“Posso-lhe entregar uma mensagem
bíblica?”
Pousei-lhe a mão no ombro e
abanei a cabeça:
“Não tenho tempo, ando à procura
das ruínas da sardinha!”
Atónito, o crente recusou a minha
mão, afastou-se assustado de bíblia em riste e assumiu, de forma aliás pouco
cristã, que eu tinha doença contagiosa.
E eu lembrei-me de uma frase
bíblica de um velho e resistente industrial conserveiro de Matosinhos, em
resposta à pergunta de jornalista, intrigado com o facto de manter na família
uma indústria por mais de cento e trinta anos:
“ Deus e vontade divina”
Faz pois todo o sentido, esta nova
invasão de seres bíblicos nas largas avenidas de Matosinhos Sul, especialmente agora
que já não vemos a agitação dos pescadores, as centenas de mulheres operárias vestidas
de branco, de faca em riste na mão direita e marmita na mão esquerda, pela rua
Brito Capelo fora.
A nossa geração tornou-se mais do
género espiritual!
(E as primeiras ruínas que
vislumbro servem de sombras aos novos homens do mar em cuecas, pranchas em vez
de traineiras, risco por risco que seja na rebentação das ondas e com a terra
bem à vista)
E do género desportista!
“ A nossa matéria-prima é muito
sensível porque, neste momento está a nadar e depende das licenças de pesca,
que são cada vez menos”
Pois, mais pranchas e menos
traineiras, falta de peixe mas não de ondas no mar!

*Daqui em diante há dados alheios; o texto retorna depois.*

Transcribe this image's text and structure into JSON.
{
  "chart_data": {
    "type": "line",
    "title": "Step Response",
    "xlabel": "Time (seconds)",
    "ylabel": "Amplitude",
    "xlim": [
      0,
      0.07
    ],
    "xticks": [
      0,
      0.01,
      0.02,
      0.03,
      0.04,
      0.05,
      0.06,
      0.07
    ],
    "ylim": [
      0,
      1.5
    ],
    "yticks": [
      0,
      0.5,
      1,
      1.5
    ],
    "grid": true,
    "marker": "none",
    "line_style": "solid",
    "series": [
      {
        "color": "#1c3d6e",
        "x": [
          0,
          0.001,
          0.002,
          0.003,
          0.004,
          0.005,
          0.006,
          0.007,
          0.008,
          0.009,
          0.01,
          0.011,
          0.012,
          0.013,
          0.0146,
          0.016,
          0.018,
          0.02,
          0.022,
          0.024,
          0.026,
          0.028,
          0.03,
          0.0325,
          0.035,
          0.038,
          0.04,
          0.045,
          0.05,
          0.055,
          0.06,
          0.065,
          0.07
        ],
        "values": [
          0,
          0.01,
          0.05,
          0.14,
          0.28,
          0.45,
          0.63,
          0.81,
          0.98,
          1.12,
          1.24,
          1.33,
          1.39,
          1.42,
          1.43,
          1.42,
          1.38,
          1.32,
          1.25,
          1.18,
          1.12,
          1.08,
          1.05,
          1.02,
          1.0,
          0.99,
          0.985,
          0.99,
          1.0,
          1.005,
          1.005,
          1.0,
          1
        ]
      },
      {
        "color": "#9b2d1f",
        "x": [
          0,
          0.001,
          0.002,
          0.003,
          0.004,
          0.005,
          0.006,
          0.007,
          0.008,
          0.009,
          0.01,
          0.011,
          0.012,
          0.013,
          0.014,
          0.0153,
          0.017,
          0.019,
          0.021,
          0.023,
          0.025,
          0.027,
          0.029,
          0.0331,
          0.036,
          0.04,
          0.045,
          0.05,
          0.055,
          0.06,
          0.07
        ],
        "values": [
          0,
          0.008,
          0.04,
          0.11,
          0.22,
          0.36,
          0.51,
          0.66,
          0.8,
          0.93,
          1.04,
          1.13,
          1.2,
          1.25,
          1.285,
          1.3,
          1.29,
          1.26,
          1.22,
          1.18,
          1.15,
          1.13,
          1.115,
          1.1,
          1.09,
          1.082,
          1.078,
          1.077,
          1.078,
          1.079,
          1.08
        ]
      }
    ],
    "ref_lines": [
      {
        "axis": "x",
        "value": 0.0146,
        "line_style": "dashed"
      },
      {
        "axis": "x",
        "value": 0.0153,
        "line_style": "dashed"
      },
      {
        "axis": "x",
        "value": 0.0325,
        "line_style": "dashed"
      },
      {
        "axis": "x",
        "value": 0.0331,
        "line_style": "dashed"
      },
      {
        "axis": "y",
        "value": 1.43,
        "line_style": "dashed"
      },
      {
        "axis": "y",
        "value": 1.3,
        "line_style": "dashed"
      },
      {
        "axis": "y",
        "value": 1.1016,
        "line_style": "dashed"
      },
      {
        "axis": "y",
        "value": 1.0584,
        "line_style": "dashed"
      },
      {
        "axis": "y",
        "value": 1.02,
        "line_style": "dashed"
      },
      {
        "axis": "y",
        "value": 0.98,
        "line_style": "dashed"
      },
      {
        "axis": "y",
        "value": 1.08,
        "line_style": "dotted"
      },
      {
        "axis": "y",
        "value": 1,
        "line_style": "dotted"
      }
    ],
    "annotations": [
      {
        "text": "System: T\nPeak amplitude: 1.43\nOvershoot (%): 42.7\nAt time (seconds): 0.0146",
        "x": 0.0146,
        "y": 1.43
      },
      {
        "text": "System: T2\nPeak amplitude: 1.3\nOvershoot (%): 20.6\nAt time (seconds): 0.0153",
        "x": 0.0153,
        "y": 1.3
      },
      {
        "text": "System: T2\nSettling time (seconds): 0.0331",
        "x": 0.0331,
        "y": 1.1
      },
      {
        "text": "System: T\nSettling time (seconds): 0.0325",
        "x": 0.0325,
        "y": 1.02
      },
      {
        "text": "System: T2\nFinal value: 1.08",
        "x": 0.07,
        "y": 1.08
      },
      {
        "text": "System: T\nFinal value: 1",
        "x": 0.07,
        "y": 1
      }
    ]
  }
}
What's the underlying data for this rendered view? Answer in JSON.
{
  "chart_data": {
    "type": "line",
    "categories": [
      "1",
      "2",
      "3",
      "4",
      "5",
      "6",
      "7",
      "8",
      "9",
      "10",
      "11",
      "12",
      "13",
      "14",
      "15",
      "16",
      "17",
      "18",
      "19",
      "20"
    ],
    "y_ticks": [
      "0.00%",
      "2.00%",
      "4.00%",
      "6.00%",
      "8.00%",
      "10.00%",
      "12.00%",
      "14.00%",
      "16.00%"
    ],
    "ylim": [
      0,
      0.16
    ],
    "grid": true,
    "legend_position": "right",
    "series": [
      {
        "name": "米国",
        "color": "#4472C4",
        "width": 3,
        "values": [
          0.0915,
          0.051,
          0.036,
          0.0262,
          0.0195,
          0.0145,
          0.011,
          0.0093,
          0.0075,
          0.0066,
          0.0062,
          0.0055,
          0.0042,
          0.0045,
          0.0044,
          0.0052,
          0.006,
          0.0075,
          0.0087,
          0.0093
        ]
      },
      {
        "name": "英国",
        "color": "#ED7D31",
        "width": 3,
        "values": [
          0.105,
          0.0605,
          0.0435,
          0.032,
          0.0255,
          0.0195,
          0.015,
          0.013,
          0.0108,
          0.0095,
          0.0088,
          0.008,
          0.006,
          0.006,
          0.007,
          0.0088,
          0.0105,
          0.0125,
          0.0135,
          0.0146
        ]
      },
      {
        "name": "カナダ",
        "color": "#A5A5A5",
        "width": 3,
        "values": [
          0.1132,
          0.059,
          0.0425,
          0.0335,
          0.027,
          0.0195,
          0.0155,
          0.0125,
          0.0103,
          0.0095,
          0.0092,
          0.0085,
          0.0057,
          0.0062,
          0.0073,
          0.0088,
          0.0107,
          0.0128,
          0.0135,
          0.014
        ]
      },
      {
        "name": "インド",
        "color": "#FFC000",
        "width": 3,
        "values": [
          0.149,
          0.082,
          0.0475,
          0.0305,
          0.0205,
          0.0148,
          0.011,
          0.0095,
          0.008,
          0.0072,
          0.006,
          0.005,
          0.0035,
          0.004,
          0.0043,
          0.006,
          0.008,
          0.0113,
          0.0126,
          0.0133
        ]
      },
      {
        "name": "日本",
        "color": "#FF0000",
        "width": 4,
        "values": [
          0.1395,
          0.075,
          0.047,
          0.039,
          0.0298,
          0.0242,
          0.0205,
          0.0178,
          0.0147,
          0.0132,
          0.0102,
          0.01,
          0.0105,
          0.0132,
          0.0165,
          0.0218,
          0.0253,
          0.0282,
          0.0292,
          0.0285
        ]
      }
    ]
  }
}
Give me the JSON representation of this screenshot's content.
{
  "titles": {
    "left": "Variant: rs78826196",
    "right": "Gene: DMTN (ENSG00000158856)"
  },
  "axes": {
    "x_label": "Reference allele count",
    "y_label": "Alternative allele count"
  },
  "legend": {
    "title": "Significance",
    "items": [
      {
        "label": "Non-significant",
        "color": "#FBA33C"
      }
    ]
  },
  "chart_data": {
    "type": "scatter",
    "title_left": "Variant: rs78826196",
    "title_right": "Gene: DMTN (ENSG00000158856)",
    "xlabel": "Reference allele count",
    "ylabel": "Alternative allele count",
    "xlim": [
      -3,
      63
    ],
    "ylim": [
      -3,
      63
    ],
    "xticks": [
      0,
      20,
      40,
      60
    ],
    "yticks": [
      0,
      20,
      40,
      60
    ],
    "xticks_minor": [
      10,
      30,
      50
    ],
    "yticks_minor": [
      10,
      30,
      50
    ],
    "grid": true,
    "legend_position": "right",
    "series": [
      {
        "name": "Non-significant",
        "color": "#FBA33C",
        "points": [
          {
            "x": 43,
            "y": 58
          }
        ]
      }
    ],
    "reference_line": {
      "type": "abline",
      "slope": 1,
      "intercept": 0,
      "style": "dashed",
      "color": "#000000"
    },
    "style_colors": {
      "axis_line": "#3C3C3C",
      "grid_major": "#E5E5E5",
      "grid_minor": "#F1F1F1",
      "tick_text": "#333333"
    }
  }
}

Matosinhos Sul é o reflexo das
nossas aspirações em aliviar as difíceis condições de vida da indústria “retro”,
uma legítima vontade de trocar o trabalho de sol a sol pelas amenidades do
desenvolvimento, que prometem tempos livres como recompensa de uma mais alta
produtividade.
“Temos o mesmo que tínhamos, só
que mais concentrado”
Enquanto dura o contraditório, a
frente mar abate os armazéns numa onda de maremoto e erige torres de
apartamentos de vistas largas e com assinatura de arquitetos famosos e a obra
do autarca estende reluzentes pistas vermelhas para ciclistas, que atraem novos
cidadãos residentes com automóveis desportivos que aceleram velozmente sobre
uma passadeira indefesa, lojas de artefactos orientais e lofts, e ginásios em
armazéns industriais, (o definitivo triunfo do género desportista), bares e uma
nova vida noturna, armazéns industriais transformados em habitats do pirata das
caraíbas…
(e quarteirões vazios, cercados
de paredes com janelas para lado nenhum, que são os novos monumentos da
antiguidade industrial)
Quarteirão sim, quarteirão não!
“Já foram cinquenta e quatro, hoje são apenas
quatro”
E nos quarteirões sim, as ruas
transversais respiram de árvores frondosas e (provavelmente) tão centenárias
quanto as indústrias defuntas, arruinadas, ou porque os herdeiros não se
entendem ou os novos empreendedores ainda não digeriram a extensa oferta da
crescente densidade populacional da nova cidade virada para o mar.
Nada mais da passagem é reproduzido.